The fund has been a consistent performer in the short and long term both and comprehensively beaten the benchmark’s returns over various periods. It has generated 11.42% return in 1 year, 22.14% in 3 years, 26.82% in 5 years and 14.11% in 10 years. Since inception, it has given investors a return of 15.10%.

An investment of Rs 1 lakh in the ICICI Prudential Bluechip Fund made 17 years back would be worth now nearly Rs 11 lakh.

In comparison, its benchmark BSE 100 TRI has given an 11% return in one year, 18.89% in 3 years, 25.35% in 5 years and 13.36% in 10 years.

If we look at the average annualised return of the largecap mutual fund category, it was 8.79% in the last one year, 18.72% in 3 years, 24.11% in five years and 12.22% in 10 years.

ICICI Prudential Bluechip Fund was launched on 23 May 2008 and it has assets under management (AUM) of Rs 68,034 crore (as of April 30, 2025). The fund’s portfolio includes some of the most trusted companies in the country — HDFC Bank, ICICI Bank, Reliance, L&T, Maruti Suzuki, Airtel, Axis Bank, UltraTech Cement, Infosys and Sun Pharma. Experienced fund managers like Anish Tawakle and Vaibhav Dusad manage the scheme.

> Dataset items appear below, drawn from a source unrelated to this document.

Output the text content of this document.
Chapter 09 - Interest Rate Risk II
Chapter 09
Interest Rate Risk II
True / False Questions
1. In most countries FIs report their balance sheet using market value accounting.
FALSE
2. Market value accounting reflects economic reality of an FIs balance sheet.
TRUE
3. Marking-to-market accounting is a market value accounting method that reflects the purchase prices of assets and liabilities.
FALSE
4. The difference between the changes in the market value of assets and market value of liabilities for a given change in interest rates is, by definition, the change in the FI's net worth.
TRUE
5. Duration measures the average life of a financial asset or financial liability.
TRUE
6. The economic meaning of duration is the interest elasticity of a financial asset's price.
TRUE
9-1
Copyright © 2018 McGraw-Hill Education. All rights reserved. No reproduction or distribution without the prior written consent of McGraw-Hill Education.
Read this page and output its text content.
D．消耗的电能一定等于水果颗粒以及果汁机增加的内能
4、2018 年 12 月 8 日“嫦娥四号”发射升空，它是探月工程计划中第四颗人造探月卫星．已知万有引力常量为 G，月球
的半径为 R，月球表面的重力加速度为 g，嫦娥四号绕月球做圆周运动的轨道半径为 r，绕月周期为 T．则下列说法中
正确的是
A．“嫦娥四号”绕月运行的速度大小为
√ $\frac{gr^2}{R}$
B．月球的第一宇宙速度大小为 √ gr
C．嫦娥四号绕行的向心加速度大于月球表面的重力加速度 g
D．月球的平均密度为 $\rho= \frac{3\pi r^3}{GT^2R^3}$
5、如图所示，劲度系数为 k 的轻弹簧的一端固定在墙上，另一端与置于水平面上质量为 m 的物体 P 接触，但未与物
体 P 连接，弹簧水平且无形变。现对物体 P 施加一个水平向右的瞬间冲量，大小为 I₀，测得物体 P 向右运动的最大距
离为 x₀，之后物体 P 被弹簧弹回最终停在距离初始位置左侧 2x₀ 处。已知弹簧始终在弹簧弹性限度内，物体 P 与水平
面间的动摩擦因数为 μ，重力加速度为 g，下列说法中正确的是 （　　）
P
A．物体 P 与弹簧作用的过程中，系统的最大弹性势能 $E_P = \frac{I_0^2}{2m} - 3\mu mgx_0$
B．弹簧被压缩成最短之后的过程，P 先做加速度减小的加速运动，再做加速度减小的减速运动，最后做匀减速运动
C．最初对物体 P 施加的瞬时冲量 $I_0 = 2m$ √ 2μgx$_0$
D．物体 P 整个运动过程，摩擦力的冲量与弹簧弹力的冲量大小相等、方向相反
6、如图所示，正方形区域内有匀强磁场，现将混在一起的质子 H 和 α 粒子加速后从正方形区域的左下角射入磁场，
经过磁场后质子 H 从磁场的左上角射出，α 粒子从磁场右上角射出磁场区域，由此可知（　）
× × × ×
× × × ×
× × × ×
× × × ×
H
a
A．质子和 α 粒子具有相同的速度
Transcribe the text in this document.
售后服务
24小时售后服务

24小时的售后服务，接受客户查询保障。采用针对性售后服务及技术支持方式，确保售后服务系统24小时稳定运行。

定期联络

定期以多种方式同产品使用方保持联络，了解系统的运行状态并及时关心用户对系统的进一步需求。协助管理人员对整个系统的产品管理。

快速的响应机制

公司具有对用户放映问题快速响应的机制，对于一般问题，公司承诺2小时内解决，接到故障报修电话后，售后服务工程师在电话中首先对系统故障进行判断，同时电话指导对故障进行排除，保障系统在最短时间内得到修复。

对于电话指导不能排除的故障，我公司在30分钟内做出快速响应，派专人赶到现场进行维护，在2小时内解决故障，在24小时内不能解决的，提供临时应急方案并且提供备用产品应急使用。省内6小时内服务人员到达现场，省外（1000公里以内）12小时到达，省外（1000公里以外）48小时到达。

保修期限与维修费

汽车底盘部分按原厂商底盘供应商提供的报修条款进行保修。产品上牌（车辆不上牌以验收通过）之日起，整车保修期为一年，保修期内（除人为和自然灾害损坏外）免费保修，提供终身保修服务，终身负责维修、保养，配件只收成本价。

But investing comes with risks.

Now the important thing — it is possible to get good returns in mutual funds, but there is no guarantee. Even if the fund has performed well in the past, it is not necessary that the same growth will be seen in the future.

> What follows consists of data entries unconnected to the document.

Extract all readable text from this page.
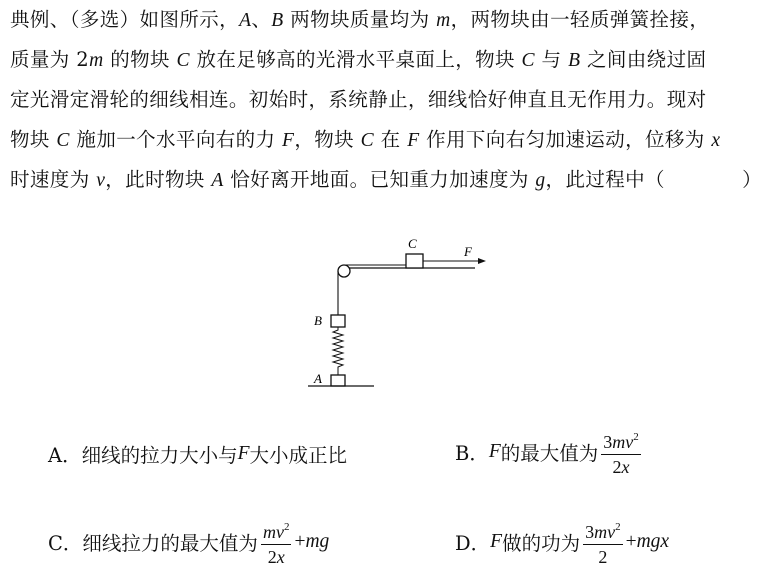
典例、（多选）如图所示，A、B 两物块质量均为 m，两物块由一轻质弹簧拴接，
质量为 2m 的物块 C 放在足够高的光滑水平桌面上，物块 C 与 B 之间由绕过固
定光滑定滑轮的细线相连。初始时，系统静止，细线恰好伸直且无作用力。现对
物块 C 施加一个水平向右的力 F，物块 C 在 F 作用下向右匀加速运动，位移为 x
时速度为 v，此时物块 A 恰好离开地面。已知重力加速度为 g，此过程中（	）
C
F
B
A
A． 细线的拉力大小与 F 大小成正比	B． F 的最大值为 $\frac{3mv^2}{2x}$
C． 细线拉力的最大值为 $\frac{mv^2}{2x}$ + mg	D． F 做的功为 $\frac{3mv^2}{2}$ + mgx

Because mutual funds are market-linked, and the market fluctuates. Sometimes investors may have to suffer losses.

So it is not wise to invest just by looking at returns. You have to think about what is your risk-taking capacity, what is your investment goal and for how long you are investing money.

Also read: 5 financial pitfalls of the Indian ‘log kya kahenge’ mindset

Summing up…

Investing through SIP for a long time can be a really good way to build a big fund. But one should not take a decision in haste or without thinking.

Information, planning and caution – these are the three most important weapons to become a smart investor. Only then can you not only get returns, but also keep the risk under control. Remember – SIP brings success, but not shortcuts.